Elevate your state of mind.
Dr. Lindsey Mathews, a strength and conditioning coach as well as the founder and CEO of BIRTHFIT, stated that engaging in physical activity during this time will improve your mood and boost circulation. In addition, regular exercise can help decrease period-related symptoms such as cramping, headaches, and back discomfort.
Combat unpleasant periods
If you suffer from painful periods, commonly known as dysmenorrhea, then you are all too familiar with the discomfort that can come during this time of the month. The good news is that physical activity, even something as simple as a brisk stroll, may help you experience fewer of these symptoms.
The first few days of your period may be the most uncomfortable for you, particularly if you have a history of experiencing heavy or excessive bleeding around this time. Because of this, you should prioritize activities that center on making mild movements and performing light workouts.
According to John Thoppil, an OB-GYN, the type of exercise that is best for you during your period is the one that you enjoy performing. Having said that, he emphasized how essential it is to change up your training routine throughout this week. In addition to this, he mentioned that you could tone down the intensity of your workouts while you are experiencing your period. Keeping this in mind, the following are some suggestions for ways to stay active when on your period.
Walking or other modest forms of cardiovascular exercise
Reduce the amount of time you spend on cardiovascular or aerobic activity, or reduce the intensity of the workouts you already undertake. Think about doing some modest aerobic activity, like walking, or performing shorter bursts of aerobic exercise. There is evidence that backs up the theory that your lungs operate better later in your cycle, so you should give that kind of training some thought toward the end of your period instead of earlier in the cycle.

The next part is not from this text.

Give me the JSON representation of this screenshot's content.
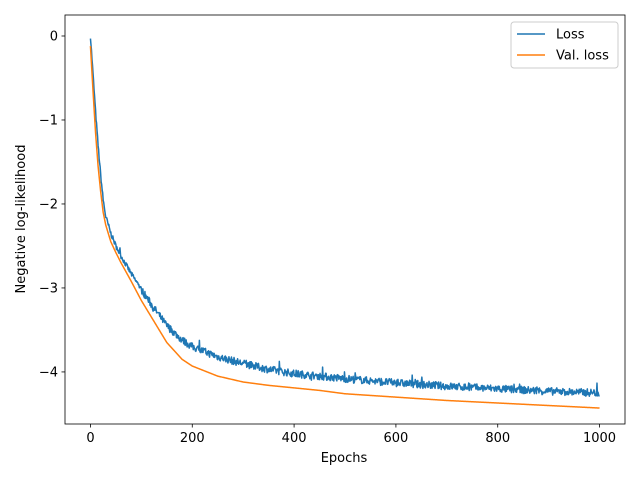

Resistance exercise with a low volume and activities focusing on power
It is a good idea to incorporate some low-volume strength training and exercises that focus on power during this time because there is a chance that your strength will increase. According to Matthews, this is an excellent time to perform longer flow sessions that include a combination of pure strength training and cardiovascular exercise.
Yoga and Pilates
Activities such as yoga, which can help relax your body and perhaps minimize symptoms such as cramps, breast tenderness, muscular weariness, and stiffness, are excellent choices for the two to three days coming up to your period.
If you aren’t suffering any pain or discomfort from having your period, you shouldn’t have any problem continuing with your typical workout regimen. Just keep in mind the changes that are taking place within your body at this period. If you notice that your body isn’t performing as well as it typically does, you should take some time off and reduce the level of intensity in your workout.

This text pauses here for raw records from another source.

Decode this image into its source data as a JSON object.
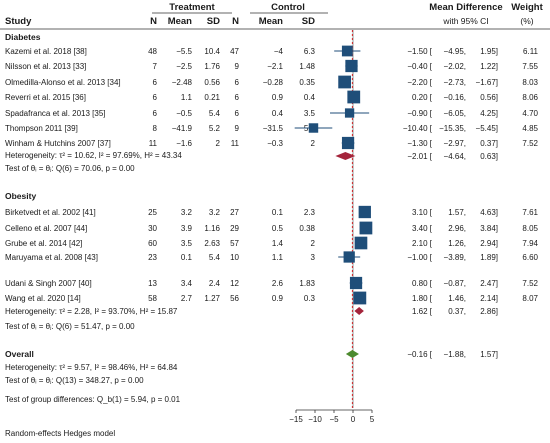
{
  "headers": {
    "study": "Study",
    "treatment": "Treatment",
    "control": "Control",
    "n": "N",
    "mean": "Mean",
    "sd": "SD",
    "md": "Mean Difference",
    "ci": "with 95% CI",
    "weight": "Weight",
    "weight_unit": "(%)"
  },
  "footnote": "Random-effects Hedges model",
  "chart_data": {
    "type": "forest",
    "x_ticks": [
      -15,
      -10,
      -5,
      0,
      5
    ],
    "xlim": [
      -18,
      6
    ],
    "null_line": 0,
    "overall_line": -0.16,
    "colors": {
      "study_marker": "#1f4e79",
      "subgroup_diamond": "#a4243b",
      "overall_diamond": "#4d8a2e",
      "ref_line": "#d62728",
      "ci_line": "#1f4e79"
    },
    "groups": [
      {
        "name": "Diabetes",
        "studies": [
          {
            "label": "Kazemi et al. 2018 [38]",
            "t_n": "48",
            "t_mean": "−5.5",
            "t_sd": "10.4",
            "c_n": "47",
            "c_mean": "−4",
            "c_sd": "6.3",
            "md": -1.5,
            "lo": -4.95,
            "hi": 1.95,
            "md_text": "−1.50 [",
            "lo_text": "−4.95,",
            "hi_text": "1.95]",
            "weight": "6.11",
            "w": 6.11
          },
          {
            "label": "Nilsson et al. 2013 [33]",
            "t_n": "7",
            "t_mean": "−2.5",
            "t_sd": "1.76",
            "c_n": "9",
            "c_mean": "−2.1",
            "c_sd": "1.48",
            "md": -0.4,
            "lo": -2.02,
            "hi": 1.22,
            "md_text": "−0.40 [",
            "lo_text": "−2.02,",
            "hi_text": "1.22]",
            "weight": "7.55",
            "w": 7.55
          },
          {
            "label": "Olmedilla-Alonso et al. 2013 [34]",
            "t_n": "6",
            "t_mean": "−2.48",
            "t_sd": "0.56",
            "c_n": "6",
            "c_mean": "−0.28",
            "c_sd": "0.35",
            "md": -2.2,
            "lo": -2.73,
            "hi": -1.67,
            "md_text": "−2.20 [",
            "lo_text": "−2.73,",
            "hi_text": "−1.67]",
            "weight": "8.03",
            "w": 8.03
          },
          {
            "label": "Reverri et al. 2015 [36]",
            "t_n": "6",
            "t_mean": "1.1",
            "t_sd": "0.21",
            "c_n": "6",
            "c_mean": "0.9",
            "c_sd": "0.4",
            "md": 0.2,
            "lo": -0.16,
            "hi": 0.56,
            "md_text": "0.20 [",
            "lo_text": "−0.16,",
            "hi_text": "0.56]",
            "weight": "8.06",
            "w": 8.06
          },
          {
            "label": "Spadafranca et al. 2013 [35]",
            "t_n": "6",
            "t_mean": "−0.5",
            "t_sd": "5.4",
            "c_n": "6",
            "c_mean": "0.4",
            "c_sd": "3.5",
            "md": -0.9,
            "lo": -6.05,
            "hi": 4.25,
            "md_text": "−0.90 [",
            "lo_text": "−6.05,",
            "hi_text": "4.25]",
            "weight": "4.70",
            "w": 4.7
          },
          {
            "label": "Thompson 2011 [39]",
            "t_n": "8",
            "t_mean": "−41.9",
            "t_sd": "5.2",
            "c_n": "9",
            "c_mean": "−31.5",
            "c_sd": "5.2",
            "md": -10.4,
            "lo": -15.35,
            "hi": -5.45,
            "md_text": "−10.40 [",
            "lo_text": "−15.35,",
            "hi_text": "−5.45]",
            "weight": "4.85",
            "w": 4.85
          },
          {
            "label": "Winham & Hutchins 2007 [37]",
            "t_n": "11",
            "t_mean": "−1.6",
            "t_sd": "2",
            "c_n": "11",
            "c_mean": "−0.3",
            "c_sd": "2",
            "md": -1.3,
            "lo": -2.97,
            "hi": 0.37,
            "md_text": "−1.30 [",
            "lo_text": "−2.97,",
            "hi_text": "0.37]",
            "weight": "7.52",
            "w": 7.52
          }
        ],
        "heterogeneity": "Heterogeneity: τ² = 10.62, I² = 97.69%, H² = 43.34",
        "test_theta": "Test of θᵢ = θⱼ: Q(6) = 70.06, p = 0.00",
        "pooled": {
          "md": -2.01,
          "lo": -4.64,
          "hi": 0.63,
          "md_text": "−2.01 [",
          "lo_text": "−4.64,",
          "hi_text": "0.63]"
        }
      },
      {
        "name": "Obesity",
        "studies": [
          {
            "label": "Birketvedt et al. 2002 [41]",
            "t_n": "25",
            "t_mean": "3.2",
            "t_sd": "3.2",
            "c_n": "27",
            "c_mean": "0.1",
            "c_sd": "2.3",
            "md": 3.1,
            "lo": 1.57,
            "hi": 4.63,
            "md_text": "3.10 [",
            "lo_text": "1.57,",
            "hi_text": "4.63]",
            "weight": "7.61",
            "w": 7.61
          },
          {
            "label": "Celleno et al. 2007 [44]",
            "t_n": "30",
            "t_mean": "3.9",
            "t_sd": "1.16",
            "c_n": "29",
            "c_mean": "0.5",
            "c_sd": "0.38",
            "md": 3.4,
            "lo": 2.96,
            "hi": 3.84,
            "md_text": "3.40 [",
            "lo_text": "2.96,",
            "hi_text": "3.84]",
            "weight": "8.05",
            "w": 8.05
          },
          {
            "label": "Grube et al. 2014 [42]",
            "t_n": "60",
            "t_mean": "3.5",
            "t_sd": "2.63",
            "c_n": "57",
            "c_mean": "1.4",
            "c_sd": "2",
            "md": 2.1,
            "lo": 1.26,
            "hi": 2.94,
            "md_text": "2.10 [",
            "lo_text": "1.26,",
            "hi_text": "2.94]",
            "weight": "7.94",
            "w": 7.94
          },
          {
            "label": "Maruyama et al. 2008 [43]",
            "t_n": "23",
            "t_mean": "0.1",
            "t_sd": "5.4",
            "c_n": "10",
            "c_mean": "1.1",
            "c_sd": "3",
            "md": -1.0,
            "lo": -3.89,
            "hi": 1.89,
            "md_text": "−1.00 [",
            "lo_text": "−3.89,",
            "hi_text": "1.89]",
            "weight": "6.60",
            "w": 6.6
          },
          {
            "label": "",
            "t_n": "",
            "t_mean": "",
            "t_sd": "",
            "c_n": "",
            "c_mean": "",
            "c_sd": "",
            "md": null,
            "lo": null,
            "hi": null,
            "md_text": "",
            "lo_text": "",
            "hi_text": "",
            "weight": "",
            "w": 0
          },
          {
            "label": "Udani & Singh 2007 [40]",
            "t_n": "13",
            "t_mean": "3.4",
            "t_sd": "2.4",
            "c_n": "12",
            "c_mean": "2.6",
            "c_sd": "1.83",
            "md": 0.8,
            "lo": -0.87,
            "hi": 2.47,
            "md_text": "0.80 [",
            "lo_text": "−0.87,",
            "hi_text": "2.47]",
            "weight": "7.52",
            "w": 7.52
          },
          {
            "label": "Wang et al. 2020 [14]",
            "t_n": "58",
            "t_mean": "2.7",
            "t_sd": "1.27",
            "c_n": "56",
            "c_mean": "0.9",
            "c_sd": "0.3",
            "md": 1.8,
            "lo": 1.46,
            "hi": 2.14,
            "md_text": "1.80 [",
            "lo_text": "1.46,",
            "hi_text": "2.14]",
            "weight": "8.07",
            "w": 8.07
          }
        ],
        "heterogeneity": "Heterogeneity: τ² = 2.28, I² = 93.70%, H² = 15.87",
        "test_theta": "Test of θᵢ = θⱼ: Q(6) = 51.47, p = 0.00",
        "pooled": {
          "md": 1.62,
          "lo": 0.37,
          "hi": 2.86,
          "md_text": "1.62 [",
          "lo_text": "0.37,",
          "hi_text": "2.86]"
        }
      }
    ],
    "overall": {
      "label": "Overall",
      "heterogeneity": "Heterogeneity: τ² = 9.57, I² = 98.46%, H² = 64.84",
      "test_theta": "Test of θᵢ = θⱼ: Q(13) = 348.27, p = 0.00",
      "group_diff": "Test of group differences: Q_b(1) = 5.94, p = 0.01",
      "md": -0.16,
      "lo": -1.88,
      "hi": 1.57,
      "md_text": "−0.16 [",
      "lo_text": "−1.88,",
      "hi_text": "1.57]"
    }
  }
}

While there may be some pursuits that are more suited for you to engage in while you’re having your period, there are also some physical activities that you should steer clear of. Despite this, a significant number of women will be able to maintain their regular workout routines with merely a few tweaks here and there.
In general, Marcello recommended that you cut back on the intensity and volume of your workout during this time. “This does not mean that you should cease training; on the contrary, all that this indicates is that you should cut back a little bit,” he said.
If you are feeling abnormally weary, you should probably decrease the amount of hard cardiovascular or endurance-type training that you are doing. According to Marcello, “at this time many women report having a rise in the rate of perceived exertion,” which means that activities that are normally considered to be of moderate difficulty feel like they are of considerably greater difficulty. He said that it would be best to skip any training that required ability or precision during these few days.